Он поднял на меня глаза. В них было столько мольбы и доверия, что мне стало не по себе.
Он верил и в КГБ.
— Виктор… Я могу вас попросить?
Он протянул мне конверт.
— Отдайте это товарищу Серову. Лично. Попросите его… передать это моей семье.
Я взял письмо. На бумаге размашистым почерком отца было выведено: «Громовой Елене и Максиму».
У меня сжалось сердце. Я держал в руках весточку самому себе. Прямо сейчас, в этом времени, где-то в Свердловске спит Максимка, который ждет папу. И вот, папа написал ему.
У меня было право открыть этот конверт. Моральное право. Ведь это «мое» письмо. Я мог прочитать те слова, которых мне так не хватало в детстве. Слова любви, оправдания, прощания.
Я стоял на развилке.
Вскрыть? Узнать?
Или оставить всё как есть?
Посмотрел на отца. Он уже снова потянулся к логарифмической линейке. Он сделал свое дело — исповедался бумаге и передал груз другому.
«Нет, — решил я. — Нельзя».
Череп принял решение отдать письмо Серову. Это было единственно верное решение. Юрий Петрович знает, как лучше для безопасности страны и семьи. Этому человеку можно доверять столь важные решения.
Если он решит сжечь это письмо — значит, так надо. Если решит передать через десять лет — значит, так надо.
— Я передам, Александр Николаевич, — твердо сказал я, убирая конверт во внутренний карман, поближе к сердцу. — Серов получит его сегодня же.
— Спасибо, — Громов улыбнулся — светло, по-детски. — Теперь мне спокойнее.
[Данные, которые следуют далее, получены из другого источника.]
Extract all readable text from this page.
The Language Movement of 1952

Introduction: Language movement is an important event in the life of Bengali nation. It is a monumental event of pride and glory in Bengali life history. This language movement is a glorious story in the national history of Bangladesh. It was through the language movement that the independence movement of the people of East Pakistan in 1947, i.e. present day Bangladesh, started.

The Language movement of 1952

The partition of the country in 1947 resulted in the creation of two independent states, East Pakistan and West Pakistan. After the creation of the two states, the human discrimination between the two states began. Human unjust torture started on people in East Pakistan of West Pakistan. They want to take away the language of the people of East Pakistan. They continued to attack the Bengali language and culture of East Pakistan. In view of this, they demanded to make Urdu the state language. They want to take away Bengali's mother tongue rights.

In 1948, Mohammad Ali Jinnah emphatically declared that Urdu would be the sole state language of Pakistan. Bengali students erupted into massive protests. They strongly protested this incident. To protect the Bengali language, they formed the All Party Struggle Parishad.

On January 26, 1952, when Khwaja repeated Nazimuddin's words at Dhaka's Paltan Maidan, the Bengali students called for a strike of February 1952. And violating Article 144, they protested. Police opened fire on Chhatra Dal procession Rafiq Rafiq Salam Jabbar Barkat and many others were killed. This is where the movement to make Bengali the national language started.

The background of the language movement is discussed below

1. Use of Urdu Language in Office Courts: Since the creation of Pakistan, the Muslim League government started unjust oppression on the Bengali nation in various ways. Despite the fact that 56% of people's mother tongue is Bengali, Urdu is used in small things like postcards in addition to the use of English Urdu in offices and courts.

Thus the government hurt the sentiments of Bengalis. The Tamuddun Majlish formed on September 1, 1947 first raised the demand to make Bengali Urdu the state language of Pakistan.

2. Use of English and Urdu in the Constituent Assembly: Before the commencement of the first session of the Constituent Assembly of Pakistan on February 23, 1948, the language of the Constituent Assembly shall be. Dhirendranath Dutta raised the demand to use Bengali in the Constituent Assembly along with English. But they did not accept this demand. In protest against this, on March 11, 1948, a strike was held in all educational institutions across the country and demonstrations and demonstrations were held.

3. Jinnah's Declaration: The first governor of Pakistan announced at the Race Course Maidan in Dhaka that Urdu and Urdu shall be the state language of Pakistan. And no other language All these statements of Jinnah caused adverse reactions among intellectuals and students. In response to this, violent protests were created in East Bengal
Теперь можно работать.
— Удачи, отец, — тихо сказал я.
Громов не услышал последнего слова. Или услышал, но принял за фигуру речи. Он уже склонился над столом, погружаясь в свой мир формул и реакций.
Вышел из лаборатории. В коридоре было пусто. Я прижался спиной к холодной стене и закрыл глаза.
Я простил его. Я понял его. И я отпустил его.
Теперь я мог жить своей жизнью. Пусть Серов сам решит, что с ними делать. А мое дело — охранять этот чертов реактор, чтобы у маленького Максима Громова было будущее. Пусть без отца, зато с теплом и светом в домах великой страны.
Я шел по длинному коридору отдела КГБ, чувствуя, как во внутреннем кармане жжет письмо отца. Оно казалось тяжелее пистолета. Навстречу, из своего кабинета, вышел Серов. Вид у него был уставший, галстук ослаблен, но глаза блестели усталым, но хищным торжеством, который бывает у людей, только что перевернувших мир.
Он увидел меня, улыбнулся и, подойдя вплотную, тяжело хлопнул по плечу.
— Ну что, герой? — сказал он.
Меня передернуло от этого слова.
— Какой я герой, Юрий Петрович? — я мотнул головой, доставая сигареты. — Бросьте.
— А кто же ты? — Серов прищурился.
— Я? — я чиркнул зажигалкой, глядя на пламя. — Я помощник. Стажер. Опер.
Внутри меня поднялась глухая, злая тоска. Череп — тот, прежний, из будущего — презрительно кривил губы. «Раньше ты был воином, — шептал он мне. — Ты врывался к террористам без шлема. Ты вышибал двери, ты чувствовал отдачу автомата, ты вытаскивал заложников на своем горбу. Ты реально влиял на ход работы. А здесь? Ходил в костюмчике, перебирал бумажки, пил коньяк и просто не мешался под ногами у взрослых дядей».